MSPnet Location: Library >> STEM+C
http://hub.mspnet.org/index.cfm/31877


2017 STEM for All Video Showcase
This week we feature Robotics videos from the 2017 STEM for All Video Showcase.

Title: Creative Robotics: Broadening Participation Across the Middle School Curriculum

Presenter(s): Karen Mutch-Jones, Debra Bernstein, Michael Cassidy
Description: Integrating robotics into core curricula exposes more students to innovative computer science experiences and can promote deeper understanding and engagement with content (Gura, 2011; Gura & King, 2007). To increase access to engineering design and programming, Creative Robotics project teachers developed and integrated robotics units into their sixth through eighth grade English, social studies, science, health, and art courses. In some classrooms, robotics supported learning by helping students translate abstract disciplinary concepts into concrete exemplars and to explore new subject matter within the discipline. Robotics integration enabled some teachers to deepen their thinking about topics and reconsider their typical pedagogical approach to teaching them. In our video, we will provide examples (including student artifacts and classroom clips) of robotics projects woven into topics studied in English (Romeo and Juliet/poetry), Art (assemblage sculpture), and Health (biomechanics). We will briefly share research and evaluation findings, highlighting teacher implementation variations, barriers, and successes, as well as the ways in which students engaged in this STEM experience.

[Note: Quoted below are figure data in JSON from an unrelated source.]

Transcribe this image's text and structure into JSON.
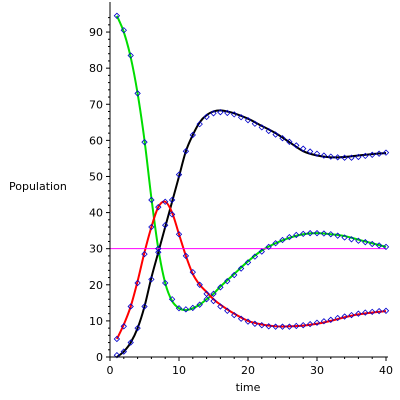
{
  "chart_data": {
    "type": "line",
    "title": "",
    "xlabel": "time",
    "ylabel": "Population",
    "xlim": [
      0,
      40
    ],
    "ylim": [
      0,
      95
    ],
    "xticks": [
      0,
      10,
      20,
      30,
      40
    ],
    "yticks": [
      0,
      10,
      20,
      30,
      40,
      50,
      60,
      70,
      80,
      90
    ],
    "grid": false,
    "legend": "none",
    "series": [
      {
        "color": "#00dd00",
        "style": "line",
        "x": [
          1,
          2,
          3,
          4,
          5,
          6,
          7,
          8,
          9,
          10,
          11,
          12,
          13,
          14,
          15,
          16,
          18,
          20,
          22,
          24,
          26,
          28,
          30,
          32,
          34,
          36,
          38,
          40
        ],
        "values": [
          94.5,
          90,
          83,
          73,
          60,
          44,
          30,
          20.5,
          15.5,
          13.5,
          13,
          13.5,
          14.5,
          16,
          17.5,
          19.5,
          23,
          26.5,
          29.5,
          31.5,
          33,
          34,
          34.3,
          34,
          33.5,
          32.5,
          31.5,
          30.5
        ]
      },
      {
        "color": "#000000",
        "style": "line",
        "x": [
          1,
          2,
          3,
          4,
          5,
          6,
          7,
          8,
          9,
          10,
          11,
          12,
          13,
          14,
          15,
          16,
          17,
          18,
          20,
          22,
          24,
          26,
          28,
          30,
          32,
          34,
          36,
          38,
          40
        ],
        "values": [
          0,
          1.5,
          4,
          8,
          14,
          22,
          29,
          36,
          43,
          50,
          57,
          61.5,
          65,
          67,
          68,
          68.3,
          68,
          67.5,
          66,
          64,
          62,
          59.5,
          57,
          55.8,
          55.3,
          55.4,
          55.8,
          56.2,
          56.5
        ]
      },
      {
        "color": "#ff0000",
        "style": "line",
        "x": [
          1,
          2,
          3,
          4,
          5,
          6,
          7,
          8,
          9,
          10,
          11,
          12,
          13,
          14,
          15,
          16,
          18,
          20,
          22,
          24,
          26,
          28,
          30,
          32,
          34,
          36,
          38,
          40
        ],
        "values": [
          5,
          9,
          14,
          21,
          29,
          36,
          41.5,
          43,
          40,
          34,
          28,
          23,
          20,
          18,
          16,
          14.5,
          12,
          10,
          9,
          8.5,
          8.5,
          8.7,
          9.2,
          10,
          11,
          11.8,
          12.3,
          12.7
        ]
      },
      {
        "color": "#ff00ff",
        "style": "line",
        "x": [
          0,
          40
        ],
        "values": [
          30,
          30
        ]
      },
      {
        "color": "#0000cc",
        "style": "markers",
        "x": [
          1,
          2,
          3,
          4,
          5,
          6,
          7,
          8,
          9,
          10,
          11,
          12,
          13,
          14,
          15,
          16,
          17,
          18,
          19,
          20,
          21,
          22,
          23,
          24,
          25,
          26,
          27,
          28,
          29,
          30,
          31,
          32,
          33,
          34,
          35,
          36,
          37,
          38,
          39,
          40
        ],
        "values": [
          94.5,
          90.5,
          83.5,
          73,
          59.5,
          43.5,
          30,
          20.5,
          16,
          13.5,
          13.2,
          13.6,
          14.5,
          16,
          17.5,
          19.3,
          21,
          22.7,
          24.5,
          26.2,
          27.8,
          29.2,
          30.5,
          31.5,
          32.4,
          33.2,
          33.8,
          34.1,
          34.3,
          34.3,
          34.2,
          34,
          33.6,
          33.1,
          32.6,
          32.2,
          31.8,
          31.3,
          30.9,
          30.5
        ]
      },
      {
        "color": "#0000cc",
        "style": "markers",
        "x": [
          1,
          2,
          3,
          4,
          5,
          6,
          7,
          8,
          9,
          10,
          11,
          12,
          13,
          14,
          15,
          16,
          17,
          18,
          19,
          20,
          21,
          22,
          23,
          24,
          25,
          26,
          27,
          28,
          29,
          30,
          31,
          32,
          33,
          34,
          35,
          36,
          37,
          38,
          39,
          40
        ],
        "values": [
          0.5,
          1.5,
          4,
          8,
          14,
          21.5,
          29,
          36.5,
          43.5,
          50.5,
          57,
          61.5,
          64.5,
          66.5,
          67.5,
          67.8,
          67.6,
          67.2,
          66.4,
          65.6,
          64.6,
          63.6,
          62.6,
          61.6,
          60.6,
          59.6,
          58.6,
          57.7,
          56.9,
          56.3,
          55.8,
          55.5,
          55.3,
          55.2,
          55.2,
          55.4,
          55.7,
          56,
          56.3,
          56.6
        ]
      },
      {
        "color": "#0000cc",
        "style": "markers",
        "x": [
          1,
          2,
          3,
          4,
          5,
          6,
          7,
          8,
          9,
          10,
          11,
          12,
          13,
          14,
          15,
          16,
          17,
          18,
          19,
          20,
          21,
          22,
          23,
          24,
          25,
          26,
          27,
          28,
          29,
          30,
          31,
          32,
          33,
          34,
          35,
          36,
          37,
          38,
          39,
          40
        ],
        "values": [
          5,
          8.5,
          14,
          20.5,
          28.5,
          36,
          41.5,
          43,
          39.5,
          34,
          28,
          23.5,
          20,
          17.5,
          15.5,
          14,
          12.8,
          11.6,
          10.6,
          9.8,
          9.2,
          8.8,
          8.5,
          8.4,
          8.4,
          8.4,
          8.6,
          8.8,
          9.1,
          9.5,
          9.9,
          10.3,
          10.8,
          11.2,
          11.6,
          12,
          12.3,
          12.5,
          12.7,
          12.8
        ]
      }
    ]
  }
}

Title: Making Math Fun with Robotics

Presenter(s): Harry Cheng
Description: The UC Davis C-STEM Center studies how to use innovative computing and robotics technologies to increase student interest and help them learn STEM subjects with an emphasis on Algebra, a gatekeeper for high-school graduation and careers in STEM fields. The C-STEM program helps close the math achievement gap, engages traditionally unrepresented groups and at risk students in hands-on learning math with computing and robotics. Through cutting edge research with funding from the National Science Foundation and California Department of Education, the C-STEM Center, in collaboration with industry partners, has developed innovative educational technology C-STEM Studio with computing in C/C++ for K-14 hands-on learning math and computer science. By working with K-14 educators, the C-STEM Center integrates computer programming and robotics into teaching STEM subjects by creating project-based computing and robotics activities, integrated curriculum, and hands-on personalized and collaborative learning strategies aligned with Common Core State Standards (CCSS) and Career and Technical Education (CTE) Standards. This integration helps students make meaningful connections between regular STEM topics and their relevance to real-life applications as well as help develop students’ critical thinking and problem-solving skills.